ARTE - MERCREDI 7 OCTOBRE À 22 h 50 - DOCUMENTAIRE
Plutôt que de proposer « une plongée saisissante dans l’œuvre de Marguerite Duras », ainsi que le présente Arte, le documentaire Pornotropic, Marguerite Duras et l’illusion coloniale, de Nathalie Masduraud et Valérie Urrea, prend appui sur Un barrage contre le Pacifique, roman que l’écrivaine publia en juin 1950, pour plonger dans les dessous du colonialisme.
Car ce roman trouve sa source dans l’expérience familiale de Duras dont la mère, institutrice en Indochine dans les années 1920, avait acheté un terrain inondable, et donc improductif, dont elle avait espéré faire la source de sa fortune. Elle y perdit toutes ses économies, précipitant son existence de récente veuve et celle de ses trois enfants dans « la misère noire, et blanche : un Blanc pauvre, c’était effroyable », devait se souvenir Duras.
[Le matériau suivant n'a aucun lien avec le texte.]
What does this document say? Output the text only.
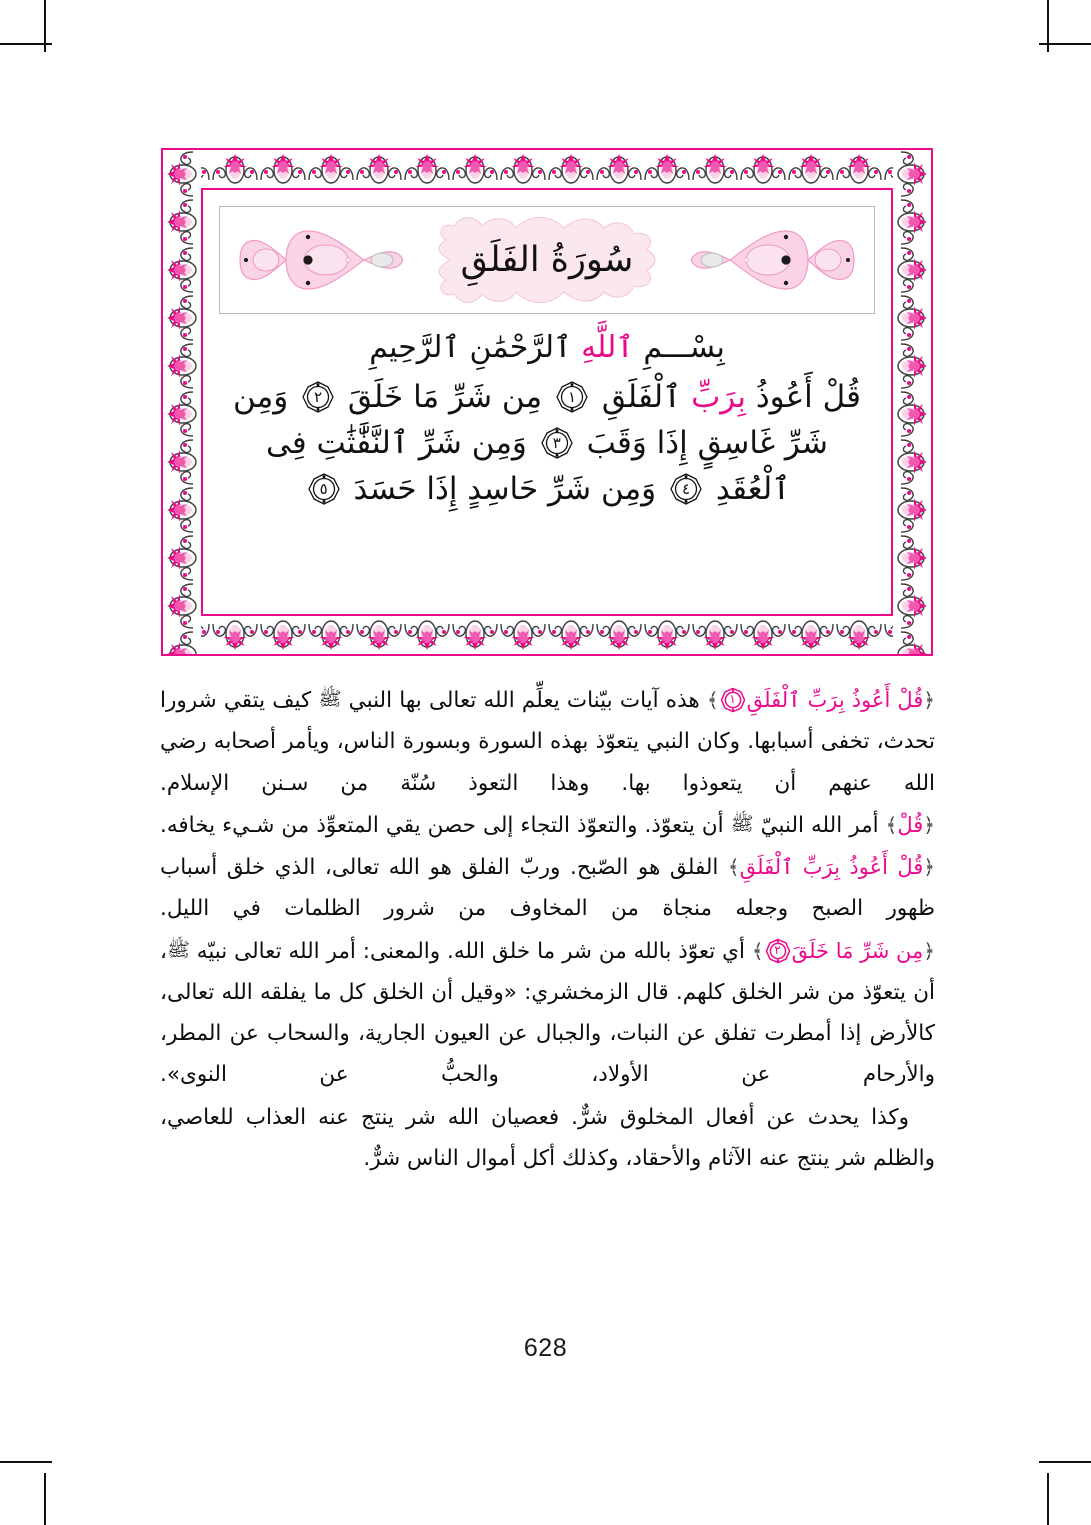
سُورَةُ الفَلَقِ
بِسْـــمِ ٱللَّهِ ٱلرَّحْمَٰنِ ٱلرَّحِيمِ
قُلْ أَعُوذُ بِرَبِّ ٱلْفَلَقِ
١
مِن شَرِّ مَا خَلَقَ
٢
وَمِن
شَرِّ غَاسِقٍ إِذَا وَقَبَ
٣
وَمِن شَرِّ ٱلنَّفَّٰثَٰتِ فِى
ٱلْعُقَدِ
٤
وَمِن شَرِّ حَاسِدٍ إِذَا حَسَدَ
٥

﴿قُلْ أَعُوذُ بِرَبِّ ٱلْفَلَقِ
١
﴾ هذه آيات بيّنات يعلِّم الله تعالى بها النبي ﷺ كيف يتقي شرورا تحدث، تخفى أسبابها. وكان النبي يتعوّذ بهذه السورة وبسورة الناس، ويأمر أصحابه رضي الله عنهم أن يتعوذوا بها. وهذا التعوذ سُنّة من سـنن الإسلام.

﴿قُلْ﴾ أمر الله النبيّ ﷺ أن يتعوّذ. والتعوّذ التجاء إلى حصن يقي المتعوِّذ من شـيء يخافه.

﴿قُلْ أَعُوذُ بِرَبِّ ٱلْفَلَقِ﴾ الفلق هو الصّبح. وربّ الفلق هو الله تعالى، الذي خلق أسباب ظهور الصبح وجعله منجاة من المخاوف من شرور الظلمات في الليل.

﴿مِن شَرِّ مَا خَلَقَ
٢
﴾ أي تعوّذ بالله من شر ما خلق الله. والمعنى: أمر الله تعالى نبيّه ﷺ، أن يتعوّذ من شر الخلق كلهم. قال الزمخشري: «وقيل أن الخلق كل ما يفلقه الله تعالى، كالأرض إذا أمطرت تفلق عن النبات، والجبال عن العيون الجارية، والسحاب عن المطر، والأرحام عن الأولاد، والحبُّ عن النوى».

وكذا يحدث عن أفعال المخلوق شرٌّ. فعصيان الله شر ينتج عنه العذاب للعاصي، والظلم شر ينتج عنه الآثام والأحقاد، وكذلك أكل أموال الناس شرٌّ.

628
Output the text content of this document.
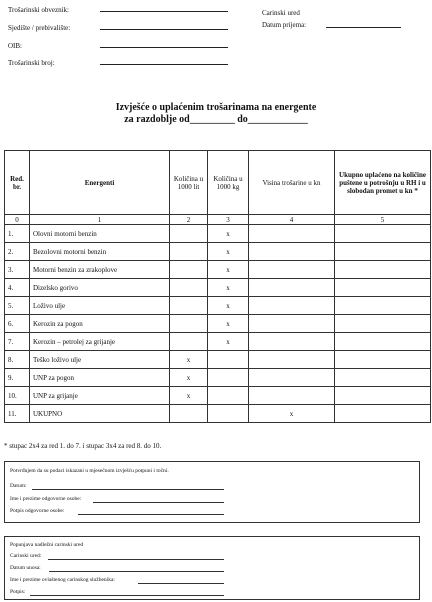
Trošarinski obveznik:
Sjedište / prebivalište:
OIB:
Trošarinski broj:
Carinski ured
Datum prijema:
Izvješće o uplaćenim trošarinama na energente
za razdoblje od_________ do____________
Red. br.	Energenti	Količina u 1000 lit	Količina u 1000 kg	Visina trošarine u kn	Ukupno uplaćeno na količine puštene u potrošnju u RH i u slobodan promet u kn *
0	1	2	3	4	5
1.	Olovni motorni benzin		x		
2.	Bezolovni motorni benzin		x		
3.	Motorni benzin za zrakoplove		x		
4.	Dizelsko gorivo		x		
5.	Loživo ulje		x		
6.	Kerozin za pogon		x		
7.	Kerozin – petrolej za grijanje		x		
8.	Teško loživo ulje	x			
9.	UNP za pogon	x			
10.	UNP za grijanje	x			
11.	UKUPNO			x	
* stupac 2x4 za red 1. do 7. i stupac 3x4 za red 8. do 10.
Potvrđujem da su podaci iskazani u mjesečnom izvješću potpuni i točni.
Datum:
Ime i prezime odgovorne osobe:
Potpis odgovorne osobe:
Popunjava nadležni carinski ured
Carinski ured:
Datum unosa:
Ime i prezime ovlaštenog carinskog službenika:
Potpis:
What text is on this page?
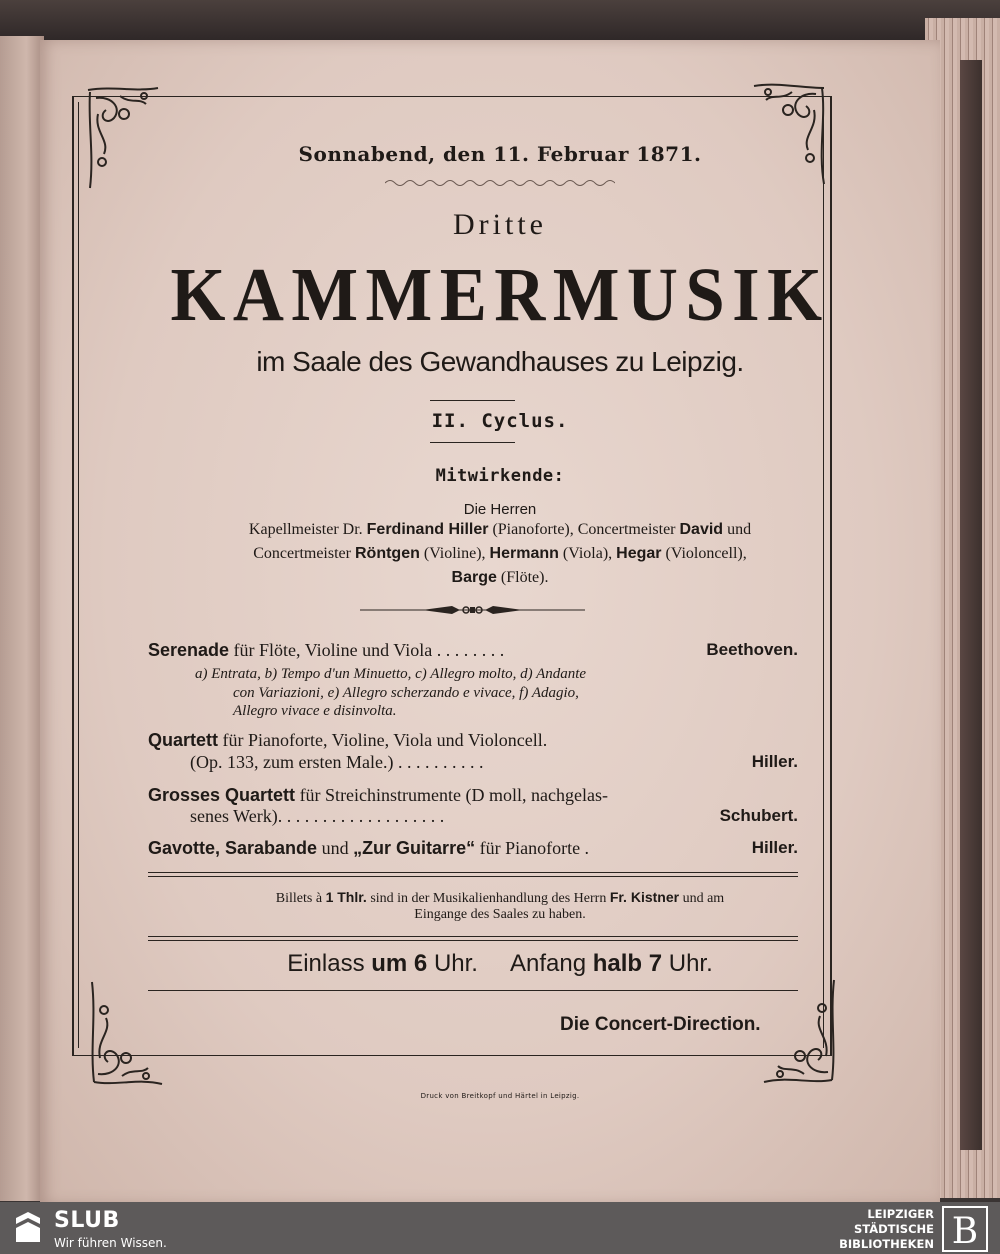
Sonnabend, den 11. Februar 1871.
Dritte
KAMMERMUSIK
im Saale des Gewandhauses zu Leipzig.
II. Cyclus.
Mitwirkende:
Die Herren
Kapellmeister Dr. Ferdinand Hiller (Pianoforte), Concertmeister David und
Concertmeister Röntgen (Violine), Hermann (Viola), Hegar (Violoncell),
Barge (Flöte).
Serenade für Flöte, Violine und Viola . . . . . . . .	Beethoven.
a) Entrata, b) Tempo d'un Minuetto, c) Allegro molto, d) Andante
con Variazioni, e) Allegro scherzando e vivace, f) Adagio,
Allegro vivace e disinvolta.
Quartett für Pianoforte, Violine, Viola und Violoncell.
(Op. 133, zum ersten Male.) . . . . . . . . . .	Hiller.
Grosses Quartett für Streichinstrumente (D moll, nachgelas-
senes Werk). . . . . . . . . . . . . . . . . . .	Schubert.
Gavotte, Sarabande und „Zur Guitarre“ für Pianoforte .	Hiller.
Billets à 1 Thlr. sind in der Musikalienhandlung des Herrn Fr. Kistner und am
Eingange des Saales zu haben.
Einlass um 6 Uhr. Anfang halb 7 Uhr.
Die Concert-Direction.
Druck von Breitkopf und Härtel in Leipzig.
SLUB
Wir führen Wissen.
LEIPZIGER
STÄDTISCHE
BIBLIOTHEKEN B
Car les colonies, telles l’Indochine française, étaient sources d’une promesse d’aisance souvent déçue. Pour quelques riches « jauniers » (terme inspiré par « négriers »), combien de vies modestes… Quand bien même, rappelle le documentaire, tous les exilés, jusqu’au facteur, avaient des domestiques indigènes à leur service.
Sujétion des femmes
C’est ce « grand vampirisme colonial » que raconte Un barrage contre le Pacifique à une France encore largement colonialiste, un livre qui, sans déployer un drapeau anticolonialiste, selon l’historien Alain Ruscio, était « de fait un livre anticolonialiste » dans la mesure où, après l’avoir lu, « le Français moyen ne pouvait garder la même opinion du colonialisme ». Il ratera le Goncourt : « Parce que j’étais de gauche : j’étais communiste à ce moment-là », dira Duras au journaliste Bernard Pivot, quelque trente-cinq ans plus tard.
A son mitan, le documentaire aborde le sujet qui justifie une partie de son titre : « Pornotropic ». Car, dans la sujétion des indigènes, celle des femmes était primordiale : « A bien des égards, le livre de Marguerite Duras met le doigt sur des non-dits qui n’apparaissent jamais dans l’histoire officielle, notamment sur la relation au corps », dit l’anthropologue et historienne nord-américaine Ann Laura Stoler, qui a traité ce sujet dans un recueil d’essais de 2002, traduit en 2013, La Chair de l’empire. Savoirs intimes et pouvoirs raciaux en régime colonial (Editions La Découverte).
Un questionnement est soulevé par cette dernière, selon qui Marguerite Duras, tout en dénonçant le système colonialiste, serait, à son corps défendant, « elle aussi pétrie de toutes sortes de stéréotypes ». Ce reproche est malheureusement laissé en l’état, sans véritable développement.
Outre les extraits littéraires, lus par Romane Bohringer, on retrouve de longs passages d’entretiens avec Marguerite Duras
Nonobstant, ce documentaire est remarquable, à la fois dense et fluide, aussi politique que poétique, illustrant les propos des intervenants – ceux d’Ann Laura Stoler et de la politologue Françoise Vergès au premier chef – par des images d’archives et quelques rares scènes reconstituées – un tic qu’on sait gré aux autrices de nous en avoir épargné l’abus.
Outre les extraits littéraires, lus par Romane Bohringer, on retrouve de longs passages d’entretiens avec Marguerite Duras, notamment le fameux numéro d’« Apostrophes » qu’avait animé Bernard Pivot le 28 septembre 1984, peu avant l’obtention par l’écrivaine du prix Goncourt pour L’Amant, l’un de ses éternels retours vers cette période de sa jeunesse.
Pornotropic, Marguerite Duras et l’illusion coloniale, documentaire de Nathalie Masduraud et Valérie Urrea (Fr., 2019, 53 min). Dans le cadre de la collection « Les Grands Romans du scandale ». Disponible sur Arte.tv jusqu’au 14 janvier 2021.